Members of European Parliament passed a resolution on Wednesday (4 May) supporting the outcome of the Conference on the Future of Europe and changing EU treaties to facilitate the implementation of citizens’ proposals.
The resolution relates to the follow up of finalised proposals made by citizens as a part of the EU’s first deliberative democracy experiment, acknowledging the need for a more transparent, democratic and accountable EU.
As a result of the resolution, the Parliament “is asking the Committee on Constitutional Affairs to prepare proposals to reform the EU Treaties, which would happen through a Convention in line with Article 48 of the Treaty on European Union.”
This would see the EU shift towards a “sustainable, inclusive and resilient growth model, with special attention paid to SMEs,” as well as “climate change, protecting biodiversity and promoting sustainability globally,” MEPs said.
In addition, they highlighted that “deeper political integration and genuine democracy can be achieved through a right of legislative initiative for Parliament and by ending unanimity in Council.”
A conference for change
They include contributions from European citizens’ panels, which approved 178 proposals between December and February, input from national panels and events, ideas from the European youth event, and 43,734 contributions on 16,274 ideas gathered from the multilingual platform.
From the 178 proposals, they have been whittled down to 49 that the EU will follow up.

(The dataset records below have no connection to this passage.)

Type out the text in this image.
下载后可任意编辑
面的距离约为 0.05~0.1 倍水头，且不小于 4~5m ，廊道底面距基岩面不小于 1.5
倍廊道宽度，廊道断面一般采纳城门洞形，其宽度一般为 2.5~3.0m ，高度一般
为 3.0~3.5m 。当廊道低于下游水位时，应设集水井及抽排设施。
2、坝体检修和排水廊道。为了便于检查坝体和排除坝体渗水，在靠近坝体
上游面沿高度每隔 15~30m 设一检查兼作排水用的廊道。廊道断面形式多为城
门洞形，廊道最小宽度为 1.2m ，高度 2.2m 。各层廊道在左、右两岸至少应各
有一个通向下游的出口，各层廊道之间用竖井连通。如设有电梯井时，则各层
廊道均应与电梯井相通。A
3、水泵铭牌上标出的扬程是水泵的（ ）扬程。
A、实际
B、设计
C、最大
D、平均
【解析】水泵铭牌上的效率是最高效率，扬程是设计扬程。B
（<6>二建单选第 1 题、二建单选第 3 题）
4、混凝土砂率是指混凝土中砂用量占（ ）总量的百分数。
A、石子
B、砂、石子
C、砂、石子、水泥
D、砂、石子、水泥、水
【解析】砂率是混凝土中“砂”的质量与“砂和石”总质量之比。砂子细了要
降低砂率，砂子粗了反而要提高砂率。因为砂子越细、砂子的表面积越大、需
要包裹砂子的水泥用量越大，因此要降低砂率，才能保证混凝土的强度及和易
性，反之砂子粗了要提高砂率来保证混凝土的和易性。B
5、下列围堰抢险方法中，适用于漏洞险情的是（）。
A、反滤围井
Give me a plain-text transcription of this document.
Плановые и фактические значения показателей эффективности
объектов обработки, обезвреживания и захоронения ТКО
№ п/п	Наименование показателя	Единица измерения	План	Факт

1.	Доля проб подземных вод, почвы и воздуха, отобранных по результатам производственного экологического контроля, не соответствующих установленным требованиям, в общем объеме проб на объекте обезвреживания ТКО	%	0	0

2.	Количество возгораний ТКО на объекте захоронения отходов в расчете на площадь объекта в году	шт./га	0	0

During a debate on the conference on Tuesday, one day before the vote, MEPs said that citizens’ expectations and priorities had been heard “loud and clear”, and the outcome needed to be respected.
They felt that citizens should be more involved and have more robust democratic representation at the EU level. They pointed in particular to areas such as health, energy, migration, combating inequalities, and defence, areas that were important to citizens according to proposals.
The chamber supports citizens’ “ambitious and constructive proposals”, the MEPs noted.
But since the beginning of the conference, stakeholders have expressed concerns over MEPs not attending plenary, a lack of high-level engagement, and fears that lawmakers would simply ignore proposals that didn’t fit their agenda.
In a letter seen by EURACTIV at the beginning of April, citizens complained about the lack of participation by many politicians at meetings in Strasbourg.
Tuomas Suihkonen, a representative from one of the European citizens’ panels dedicated to migration and EU foreign policy, told EURACTIV that he was disappointed that “we did not see many politicians there, or they were leaving after their own speeches. With just a few representatives of both EU and national institutions in the room, I doubt we can make a decent conversation”.
Participants were also concerned that a lack of widespread media coverage would mean less pressure on lawmakers to implement proposals.
During the process, it soon became apparent that treaty changes would be necessary if some proposals were to be implemented. Based on the 178 proposals filed at the Citizen Panel stage, between 10% and 50% could require changes to EU treaties, experts warned.
This prospect is something the Commission has been hesitant to commit to, potentially spelling trouble for the implementation stage.
Vice-President Dubravka Šuica, among the co-chairs of the conference’s executive board, told EURACTIV that while a treaty change is an option, it is the last resort.
In addition, Zuzana Stuchlíková, a Czech analyst from the EUROPEUM Institute for European Policy said EU treaties will likely not be up for change due to the Ukraine war and unstable geopolitical situation.
“It will be crucial which recommendations will make it into the final conclusions of the conference and which demands will be put on the table of European politicians,” Stuchlíková explained to EURACTIV.cz, noting that Czechia, due to take over the rotating Council presidency in July, does not favour treaty change.
Meanwhile, MEP Guy Verhofstadt has always considered treaty change a priority.
After citizens approved the draft proposal at the end of April, the MEP wrote on Twitter, “ [the CoFoE] approves radical overhaul of the EU: end of unanimity, abolishment of veto’s, launch of Joint Armed Forces of the Union, transnational lists and many other reforms…”, underlying all proposals which could need a deep change of EU institutions thought treaty reforms.
Therefore, the passing of Wednesday’s Parliamentary resolution will likely provide some comfort to participants.
A flawed process
But these are not the only issues the conference has faced.
While MEPs stressed the importance of the involvement of citizens in democratic processes at the EU level, others criticised the CoFoE, describing it as “flawed”, whose “proposals do not reflect public opinion”.
This sentiment was echoed by MEP Jacek Saryusz-Wolski, a part of the European Conservatives and Reformist group, who said in an op-ed for EURACTIV that “despite the high hopes, CoFoE proved to be an EU’s Potemkin village that serves the interests of the centralised federalist project and epitomises the EU’s flaws and malpractices”.
With the backing of Parliament, the conference’s final ceremony will take place in Strasbourg at the European Parliament on 9 May.
The conference’s executive board will present a report based on citizens’ draft proposals to presidents of EU institutions, after which the follow-up process will start.
Institutions will assess all citizens’ proposals through the EU ordinary legislative process, and some will require a unanimity vote in the Council.